Here are some times the HbA1c will not be helpful:
A1c falsely elevated (HIGH)
Your test may tell you that you have diabetes, but you don’t.
- Untreated anemia from iron deficiency or vitamin B12 and folate deficiency can result in a HbA1c value that is falsely high because your red cell turnover is low. Because you have more “older” red cells instead of making new ones (due to lack of iron, or other vitamins) your HbA1c will be higher than it should be.
- Kidney failure or chronic kidney disease. If you have abnormal kidney function your HbA1c may be falsely high.
- Very high triglycerides (over 1,750) may also cause a falsely elevated HbA1c.
- Splenectomy (spleen surgically removed) will give you a falsely elevated HbA1c, due to decreased red cell turnover. This is because the spleen can’t remove the red cells from the bloodstream—which is the spleen’s normal job.
A1c falsely decreased (LOWER)
Your test may show that you aren’t diabetic, but you are.
- Donating blood or major bleeding. HbA1c levels are likely to be underestimated after blood donation. Donating blood, or major bleeding puts the red blood cells in a hyperkinetic (overactive) state—which shortens the life of the red blood cell.
- Treated iron deficiency anemia or treated vitamin B12 deficiency anemia may lead to a falsely low A1c due to rapid turnover of the red blood cells during treatment. In other words, if you have iron deficiency and are taking iron supplements, your A1c may be falsely low—but if you just have iron deficiency anemia NOT on treatment it will be falsely high.
- Pregnancy. Through the first and second trimester of your pregnancy, the HbA1c may be falsely low due to decreased red blood cell lifespan.
- Vitamin E supplements. If you are taking high doses of vitamin E supplements, your HbA1c may be falsely low due to reduced glycation (less glucose attached to your red blood cells).

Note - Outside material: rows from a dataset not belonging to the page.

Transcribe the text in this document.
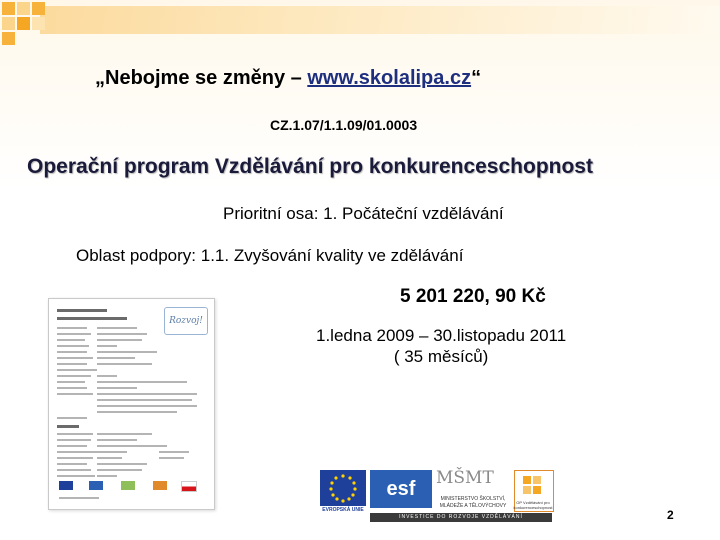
„Nebojme se změny – www.skolalipa.cz“
CZ.1.07/1.1.09/01.0003
Operační program Vzdělávání pro konkurenceschopnost
Prioritní osa: 1. Počáteční vzdělávání
Oblast podpory: 1.1. Zvyšování kvality ve zdělávání
5 201 220, 90 Kč
1.ledna 2009 – 30.listopadu 2011
( 35 měsíců)
Rozvoj!
EVROPSKÁ UNIE
esf	MŠMT
MINISTERSTVO ŠKOLSTVÍ, MLÁDEŽE A TĚLOVÝCHOVY
OP Vzdělávání pro konkurenceschopnost
INVESTICE DO ROZVOJE VZDĚLÁVÁNÍ	2
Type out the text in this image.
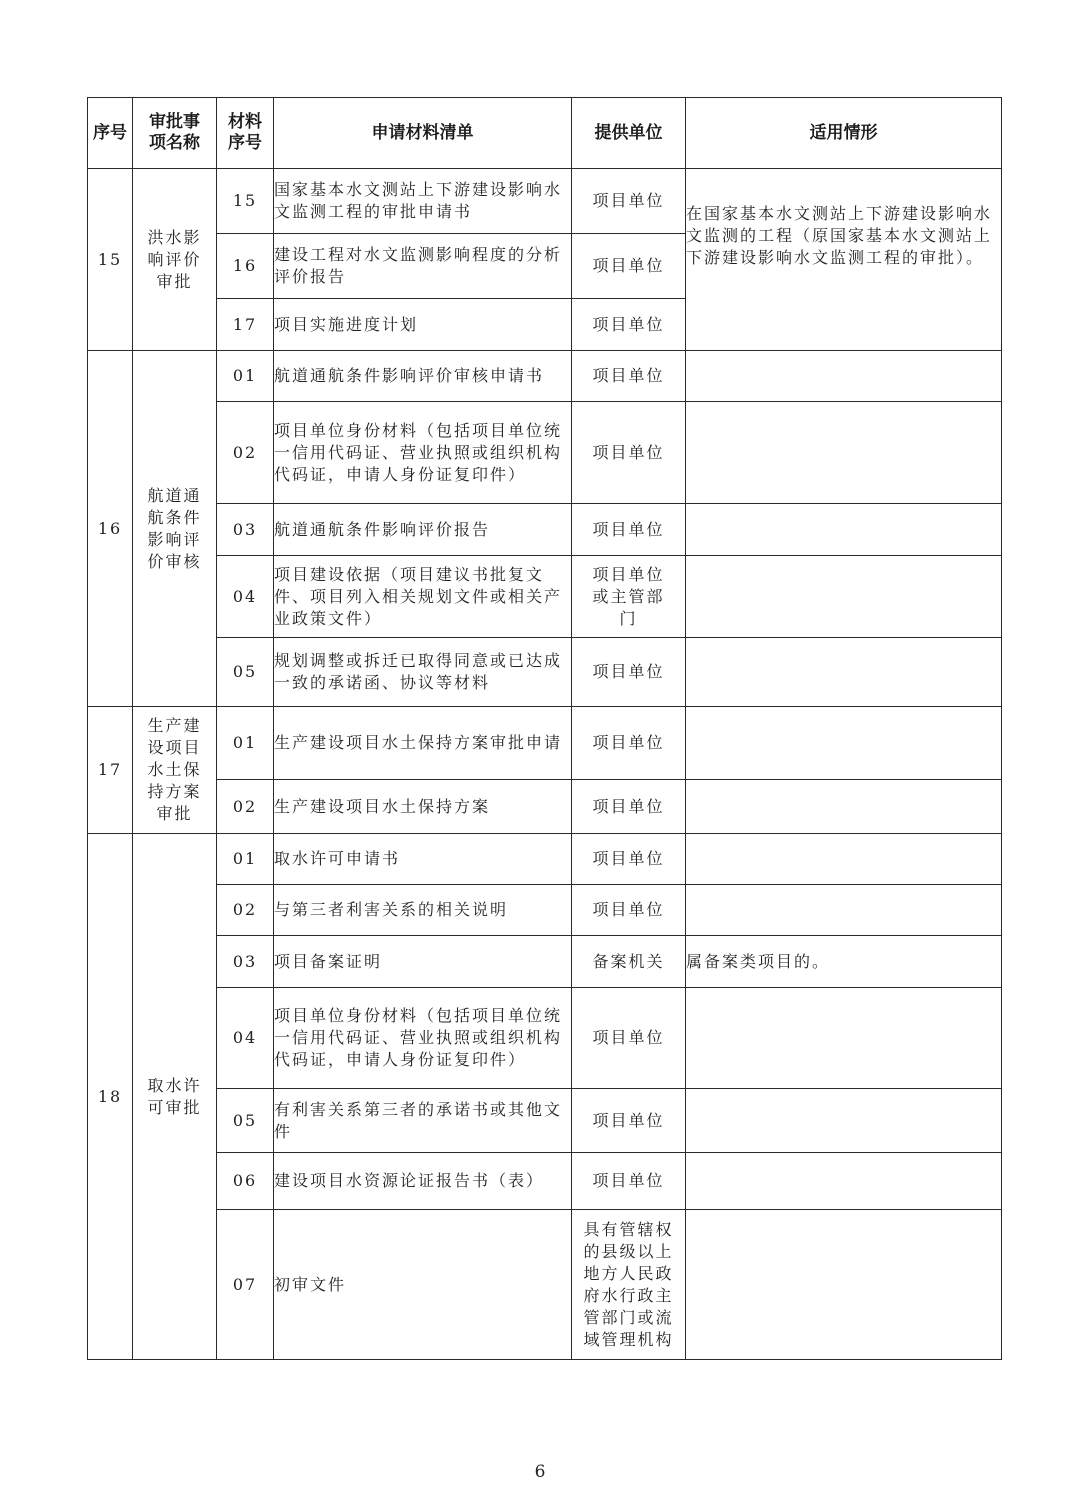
序号	审批事项名称	材料序号	申请材料清单	提供单位	适用情形
15	洪水影响评价审批	15	国家基本水文测站上下游建设影响水文监测工程的审批申请书	项目单位	在国家基本水文测站上下游建设影响水文监测的工程（原国家基本水文测站上下游建设影响水文监测工程的审批）。
		16	建设工程对水文监测影响程度的分析评价报告	项目单位	
		17	项目实施进度计划	项目单位	
16	航道通航条件影响评价审核	01	航道通航条件影响评价审核申请书	项目单位	
		02	项目单位身份材料（包括项目单位统一信用代码证、营业执照或组织机构代码证，申请人身份证复印件）	项目单位	
		03	航道通航条件影响评价报告	项目单位	
		04	项目建设依据（项目建议书批复文件、项目列入相关规划文件或相关产业政策文件）	项目单位或主管部门	
		05	规划调整或拆迁已取得同意或已达成一致的承诺函、协议等材料	项目单位	
17	生产建设项目水土保持方案审批	01	生产建设项目水土保持方案审批申请	项目单位	
		02	生产建设项目水土保持方案	项目单位	
18	取水许可审批	01	取水许可申请书	项目单位	
		02	与第三者利害关系的相关说明	项目单位	
		03	项目备案证明	备案机关	属备案类项目的。
		04	项目单位身份材料（包括项目单位统一信用代码证、营业执照或组织机构代码证，申请人身份证复印件）	项目单位	
		05	有利害关系第三者的承诺书或其他文件	项目单位	
		06	建设项目水资源论证报告书（表）	项目单位	
		07	初审文件	具有管辖权的县级以上地方人民政府水行政主管部门或流域管理机构	
6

- Hemolysis. Folks with hemolysis (red cells being chewed up) have rapid cell turnover and falsely low A1c. Hemolysis from autoimmune diseases, medications (ribavirin, interferon-alpha), or genetic problems like hereditary spherocytosis limits the use of A1c as a diabetes screening test in these folks.
- Erythropoietin treatment (Epogen or Procrit) during chemotherapy or for profound iron deficiency anemia will cause a falsely low HbA1c level, again, due to more rapid cell turnover (more younger red cells).
Your A1c will be inaccurate either way (HIGH or LOW)
- Recent blood transfusion makes the A1c of limited use because transfusion does many things to the measurement, including diluting your red cells with someone else’s red cells. HbA1c results in a recently transfused person should be considered uninterpretable.
Well, what can I be tested with if I can’t do HbA1C?
Fructosamine. Diabetes specialists will check blood concentration of a protein called fructosamine to get a longer-term estimate of your glycemic/sugar control. This gives them a better idea of your sugar levels, over random or fasting blood glucose.